3.1 Genome assembly and annotation
We used PacBio sequencing and Hi-C (Burton et al., 2013) to create a 3.2 Gb (2n =14) chromosome-level A. flavipes nuclear genome assembly with a contig N50 of 51.8 Mb and scaffold N50 of 636.7 Mb (Table 1 and Figure 1 ). The seven chromosomes ranged in size from 86.6 to 727.3 Mb (Table 2 ) and covered ~99.7% of the assembly. We also generated A. flavipes reference-based assemblies of A. arktos , A. argentus , and M. melanurus from short-insert whole-genome sequencing reads. Most A. flavipes genome regions had a GC-depth of about 50×, while a small peak at 25× depth revealed heterozygous sex chromosomes (Figure S5 ). Hi-C was able to recover a ~86.5 Mb X chromosome (chromosome 7), while the Y chromosome could not be obtained (see Supplemental Methods). This is unsurprising, as marsupial Y chromosomes are small (~10-12 Mb; akin to microchromosomes of birds), repeat-rich, and refractory to assembly (Deakin & O’Neill, 2020). The chromosomes of A. flavipes were highly homologous to the related Tasmanian devil (Sarcophilus harrisii ) (Figure 1C ), supporting the quality of the assemblies.

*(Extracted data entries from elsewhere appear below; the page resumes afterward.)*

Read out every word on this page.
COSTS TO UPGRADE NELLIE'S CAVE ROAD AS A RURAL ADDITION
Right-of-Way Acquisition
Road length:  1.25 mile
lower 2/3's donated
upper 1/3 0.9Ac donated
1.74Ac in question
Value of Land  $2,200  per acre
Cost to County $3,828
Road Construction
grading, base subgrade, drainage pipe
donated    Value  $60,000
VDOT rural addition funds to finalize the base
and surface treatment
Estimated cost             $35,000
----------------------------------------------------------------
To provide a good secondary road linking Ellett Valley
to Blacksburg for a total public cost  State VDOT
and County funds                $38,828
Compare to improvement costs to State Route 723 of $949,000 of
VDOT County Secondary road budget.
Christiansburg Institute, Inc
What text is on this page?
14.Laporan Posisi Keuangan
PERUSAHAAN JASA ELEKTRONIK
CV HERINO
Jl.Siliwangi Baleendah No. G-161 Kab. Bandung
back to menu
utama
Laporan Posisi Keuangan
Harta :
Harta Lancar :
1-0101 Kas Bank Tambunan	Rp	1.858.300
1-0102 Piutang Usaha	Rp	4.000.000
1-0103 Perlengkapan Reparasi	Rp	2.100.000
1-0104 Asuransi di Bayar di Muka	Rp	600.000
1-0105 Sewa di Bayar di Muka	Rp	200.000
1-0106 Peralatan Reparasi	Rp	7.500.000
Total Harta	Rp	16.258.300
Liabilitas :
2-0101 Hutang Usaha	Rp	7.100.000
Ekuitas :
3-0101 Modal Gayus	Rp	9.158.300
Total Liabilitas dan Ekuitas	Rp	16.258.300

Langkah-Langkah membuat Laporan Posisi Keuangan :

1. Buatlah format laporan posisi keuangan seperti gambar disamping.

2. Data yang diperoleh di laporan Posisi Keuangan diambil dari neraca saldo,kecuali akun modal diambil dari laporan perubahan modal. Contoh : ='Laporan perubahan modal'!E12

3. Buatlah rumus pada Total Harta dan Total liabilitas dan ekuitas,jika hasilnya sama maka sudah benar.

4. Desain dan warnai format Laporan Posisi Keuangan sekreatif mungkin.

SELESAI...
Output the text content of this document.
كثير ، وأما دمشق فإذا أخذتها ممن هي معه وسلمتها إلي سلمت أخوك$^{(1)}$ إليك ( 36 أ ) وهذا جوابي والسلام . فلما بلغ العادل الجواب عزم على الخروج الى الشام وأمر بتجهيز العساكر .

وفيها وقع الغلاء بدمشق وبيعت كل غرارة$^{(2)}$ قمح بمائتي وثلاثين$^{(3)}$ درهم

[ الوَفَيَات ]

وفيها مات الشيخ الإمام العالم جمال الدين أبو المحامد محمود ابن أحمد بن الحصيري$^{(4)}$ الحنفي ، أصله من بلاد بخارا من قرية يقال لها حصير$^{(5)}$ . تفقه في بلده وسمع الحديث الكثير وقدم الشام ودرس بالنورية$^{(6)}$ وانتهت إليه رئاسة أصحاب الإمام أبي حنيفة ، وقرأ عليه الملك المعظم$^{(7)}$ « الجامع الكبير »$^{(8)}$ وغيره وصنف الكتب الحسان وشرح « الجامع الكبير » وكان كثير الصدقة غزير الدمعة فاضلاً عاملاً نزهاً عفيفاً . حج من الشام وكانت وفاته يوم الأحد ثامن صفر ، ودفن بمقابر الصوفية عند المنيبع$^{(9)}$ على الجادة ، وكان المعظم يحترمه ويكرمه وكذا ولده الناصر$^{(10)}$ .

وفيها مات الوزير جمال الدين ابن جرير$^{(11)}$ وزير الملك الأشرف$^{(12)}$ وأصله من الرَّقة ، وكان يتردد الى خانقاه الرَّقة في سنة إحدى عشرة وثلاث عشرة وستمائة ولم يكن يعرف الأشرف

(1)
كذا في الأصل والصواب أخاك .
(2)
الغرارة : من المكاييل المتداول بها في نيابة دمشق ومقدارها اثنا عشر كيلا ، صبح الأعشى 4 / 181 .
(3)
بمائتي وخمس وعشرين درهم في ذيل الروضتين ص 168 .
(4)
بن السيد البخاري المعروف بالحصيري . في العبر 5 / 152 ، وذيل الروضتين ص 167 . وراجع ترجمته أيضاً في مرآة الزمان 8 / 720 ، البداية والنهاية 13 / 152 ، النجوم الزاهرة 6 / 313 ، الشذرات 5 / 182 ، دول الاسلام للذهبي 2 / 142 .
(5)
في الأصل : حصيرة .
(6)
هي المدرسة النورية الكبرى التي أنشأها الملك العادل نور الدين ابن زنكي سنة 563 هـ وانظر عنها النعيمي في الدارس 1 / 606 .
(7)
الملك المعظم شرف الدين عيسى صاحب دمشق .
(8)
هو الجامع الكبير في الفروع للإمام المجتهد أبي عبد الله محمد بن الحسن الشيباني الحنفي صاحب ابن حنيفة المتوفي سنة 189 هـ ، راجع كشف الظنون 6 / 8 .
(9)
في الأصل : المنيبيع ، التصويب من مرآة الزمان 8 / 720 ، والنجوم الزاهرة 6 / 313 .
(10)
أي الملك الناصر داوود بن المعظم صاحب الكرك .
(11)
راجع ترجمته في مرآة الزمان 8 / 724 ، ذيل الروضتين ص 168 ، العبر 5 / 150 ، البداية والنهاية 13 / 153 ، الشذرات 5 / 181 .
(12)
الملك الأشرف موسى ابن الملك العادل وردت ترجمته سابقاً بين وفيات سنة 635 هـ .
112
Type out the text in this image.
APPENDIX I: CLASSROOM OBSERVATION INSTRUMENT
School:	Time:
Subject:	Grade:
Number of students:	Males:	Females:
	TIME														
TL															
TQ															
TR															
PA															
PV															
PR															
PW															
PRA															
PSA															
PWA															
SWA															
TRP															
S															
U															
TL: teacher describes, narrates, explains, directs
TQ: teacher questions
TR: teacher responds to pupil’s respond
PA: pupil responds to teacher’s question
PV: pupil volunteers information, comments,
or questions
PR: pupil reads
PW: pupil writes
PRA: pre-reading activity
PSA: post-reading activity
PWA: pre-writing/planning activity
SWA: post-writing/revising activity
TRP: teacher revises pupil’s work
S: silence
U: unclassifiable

The GC content of A. flavipes (~36%) (Table 1 ) is similar to the brown antechinus (A. stuartii ) and S . harrisii . As indicated by 17-mer frequency analysis (Figure S1 ), the A. flavipes genome is repeat rich. Repetitive elements account for 51.8% (~1.7 Gb) of the assembly, with long interspersed elements (LINEs; ~45%), long terminal retrotransposons (LTRs; 15.4%) and short interspersed elements (SINEs; 6.6%) being the major classes of transposable elements (TEs) (Tables S5 and S6 ). We annotated 24,708 A. flavipes protein-coding genes (82.2% supported by transcriptome data from 13 tissues). The A. flavipes reference assembly obtained a BUSCO (Benchmarking Universal Single-Copy Orthologs) (Seppey et al., 2019) genome completeness score of 92.4%) – comparable to A. stuartii (92.2% and 92.3% for a female and male assembly, respectively) (Brandies et al., 2020a), the koala (Phascolarctos cinereus ; 93.9%) (Johnson et al., 2018), and the S . harrisii (91.6%; 2019 assembly mSarHar1.1) (Table S7 ). The scores of the three dasyurid reference-based assemblies, here used for phylogenetic and demography analyses, ranged from 74.2% to 90.0% recovered complete BUSCO genes (Table S8 ).